Marianne nous explique qu’Alexandre Benalla est conseillé en sous-main par Vincent Millet, un individu qui vaut le détour : « Inconnu du grand public, Vincent Millet a fait fortune en Angola, après la guerre civile, au début des années 2000. En dix ans, il y a amassé une fortune estimée par Challenges à 500 millions d'euros.

Au Gabon, Miclet a obtenu des concessions pétrolières. En Angola, Miclet contrôlait la plupart des importations chinoises. Le ciment, la nourriture, les camions, tout ce qui rentrait de Chine, c'était lui. Villa somptueuse à Miami, palais quasi présidentiel à Marrakech et château de conte de fées en Dordogne, Vincent Miclet se déplace en Rolls immatriculée «VM» quand il vient à Paris, et dans son jet, un des plus luxueux du marché, quand il enjambe les océans.

 

Communiste Hebdo revient sur le bref dialogue entre Emmanuel Macron et un jeune horticulteur au chômage, Macron ayant affirmé avec aplomb : « je traverser la rue, je vous en trouve (du travail) ». D'aucun, avec juste raison, ont flairé un mépris de classe inouï de la part de cet ancien fondé de pouvoir de la banque Rothschild.Dans la réponse à ce jeune homme, il y a toute la politique du pouvoir et du patronat en matière d'emploi. Il s'agit de créer les conditions pour que les chômeurs acceptent n'importe quel travail à n'importe quel prix sinon on leur coupe les allocations chômage. Vous êtes formés comme horticulteur, allez donc travailler dans la restauration ou le bâtiment. Vous n'avez pas d'expérience, alors vous serez payés encore plus au rabais ! Vous n'acceptez pas ce chantage, on vous supprimera vos allocations ! »

 

Denis Sieffert, dans Politis, réfléchit sur la nature actuelle du capitalisme : « La crise financière explique-t-elle à elle seule les mutations que l’on constate un peu partout dans le champ politique ? Non, bien sûr. Les causes sont d’abord politiques. Ce sont les décisions de déréglementations prises à l’orée des années 1980 par Reagan et Thatcher qui ont inauguré ce moment extrême du capitalisme que nous vivons.

Il a fallula faillite des forces politiques qui avaient vocation à résister, et à ouvrir d’autres voies. Ce qu’on appelle peut-être improprement le « populisme », et qui n’est parfois qu’une variante de l’extrême droite, est d’abord la résultante d’un désespoir né du renoncement historique de la social-démocratie. Un renoncement que ses plus hauts responsables ont maquillé sous les dehors d’une idéologie européenne de substitution. Tout est fait, dans le discours dominant, pour nous convaincre que des mécaniques sont à l’œuvre, économiques, financières, budgétaires, auxquelles le citoyen ne peut plus rien. Fin de la politique. Disparition programmée de l’État…

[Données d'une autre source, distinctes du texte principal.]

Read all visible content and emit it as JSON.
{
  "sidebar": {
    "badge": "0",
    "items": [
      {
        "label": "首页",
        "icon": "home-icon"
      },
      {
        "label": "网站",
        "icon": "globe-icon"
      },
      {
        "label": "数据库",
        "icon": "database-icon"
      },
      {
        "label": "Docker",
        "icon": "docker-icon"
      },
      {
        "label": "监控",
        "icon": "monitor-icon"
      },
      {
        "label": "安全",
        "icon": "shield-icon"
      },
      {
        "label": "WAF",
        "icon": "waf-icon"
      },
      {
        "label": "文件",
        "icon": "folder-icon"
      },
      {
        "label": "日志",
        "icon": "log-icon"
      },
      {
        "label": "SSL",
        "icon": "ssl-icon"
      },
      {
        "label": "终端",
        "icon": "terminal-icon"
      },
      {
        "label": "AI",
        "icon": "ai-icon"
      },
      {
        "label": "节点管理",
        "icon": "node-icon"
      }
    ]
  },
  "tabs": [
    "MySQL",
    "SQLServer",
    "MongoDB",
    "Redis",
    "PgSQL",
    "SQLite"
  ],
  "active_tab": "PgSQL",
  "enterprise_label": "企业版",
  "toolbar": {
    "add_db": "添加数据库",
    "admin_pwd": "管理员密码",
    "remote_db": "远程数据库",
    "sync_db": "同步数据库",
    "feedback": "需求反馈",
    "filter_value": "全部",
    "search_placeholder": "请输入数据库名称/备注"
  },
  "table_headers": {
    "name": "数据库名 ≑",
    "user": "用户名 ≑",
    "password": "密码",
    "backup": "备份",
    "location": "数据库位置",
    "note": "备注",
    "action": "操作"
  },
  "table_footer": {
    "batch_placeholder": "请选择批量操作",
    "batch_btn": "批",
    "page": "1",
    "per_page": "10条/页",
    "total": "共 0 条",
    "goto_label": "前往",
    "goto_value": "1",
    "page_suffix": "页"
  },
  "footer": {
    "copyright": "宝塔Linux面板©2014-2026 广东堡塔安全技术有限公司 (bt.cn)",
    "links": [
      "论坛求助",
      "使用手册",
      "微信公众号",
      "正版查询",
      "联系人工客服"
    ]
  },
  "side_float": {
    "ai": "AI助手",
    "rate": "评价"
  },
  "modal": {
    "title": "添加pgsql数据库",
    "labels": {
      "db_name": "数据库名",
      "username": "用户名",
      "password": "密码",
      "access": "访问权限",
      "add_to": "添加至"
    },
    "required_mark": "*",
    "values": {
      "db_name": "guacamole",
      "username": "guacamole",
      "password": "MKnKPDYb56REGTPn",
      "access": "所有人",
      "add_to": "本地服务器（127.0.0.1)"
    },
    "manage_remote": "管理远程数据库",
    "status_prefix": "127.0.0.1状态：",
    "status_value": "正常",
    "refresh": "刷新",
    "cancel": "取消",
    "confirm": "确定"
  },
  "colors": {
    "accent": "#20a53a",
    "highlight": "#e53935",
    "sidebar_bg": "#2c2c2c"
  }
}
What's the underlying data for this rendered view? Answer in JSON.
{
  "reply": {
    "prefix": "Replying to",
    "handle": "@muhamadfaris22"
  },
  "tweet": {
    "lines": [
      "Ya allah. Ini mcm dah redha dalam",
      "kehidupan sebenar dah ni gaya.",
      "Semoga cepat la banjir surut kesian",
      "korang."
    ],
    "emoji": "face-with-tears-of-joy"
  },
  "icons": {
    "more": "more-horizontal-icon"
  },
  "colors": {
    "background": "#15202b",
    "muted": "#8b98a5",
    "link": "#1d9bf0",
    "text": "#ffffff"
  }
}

Les États s’autodétruisent. Nous avons avec Emmanuel Macron la vérification de ce paradoxe. Mais il y a dans tout ça au moins une leçon positive à tirer. Le primat reste à la politique. »

 

Rosa Llorens, dans Le Grand Soir (que l’on retrouve avec grand plaisir) analyse la rhétorique du banquier-président : « La rhétorique de Macron relève d’un logiciel très clair : celui de l’aristocratie néo-libérale et de son programme de reconquête. Ainsi, l’image du “ premier de cordée ” (et donc des derniers de cordée) vient d’un sport qui oppose par nature le haut et le bas, l’élite et les manants. Ce n’est pas un hasard si le film de montagne s’est développé dans l’Allemagne de la montée du nazisme : la grande réalisatrice du régime nazi (grande, oui, car ses idées n’annulent pas son talent), Leni Riefenstahl, s’est d’abord fait connaître comme actrice de films d’alpinisme (La Montagne sacrée – Der heilige Berg – d’Arnold Franck en 1926) avant d’en réaliser un elle-même, puis de passer à l’exaltation des “ valeurs olympiques ” dans Les Dieux du stade (Olympia en allemand), sur les Jeux de Berlin de 1936.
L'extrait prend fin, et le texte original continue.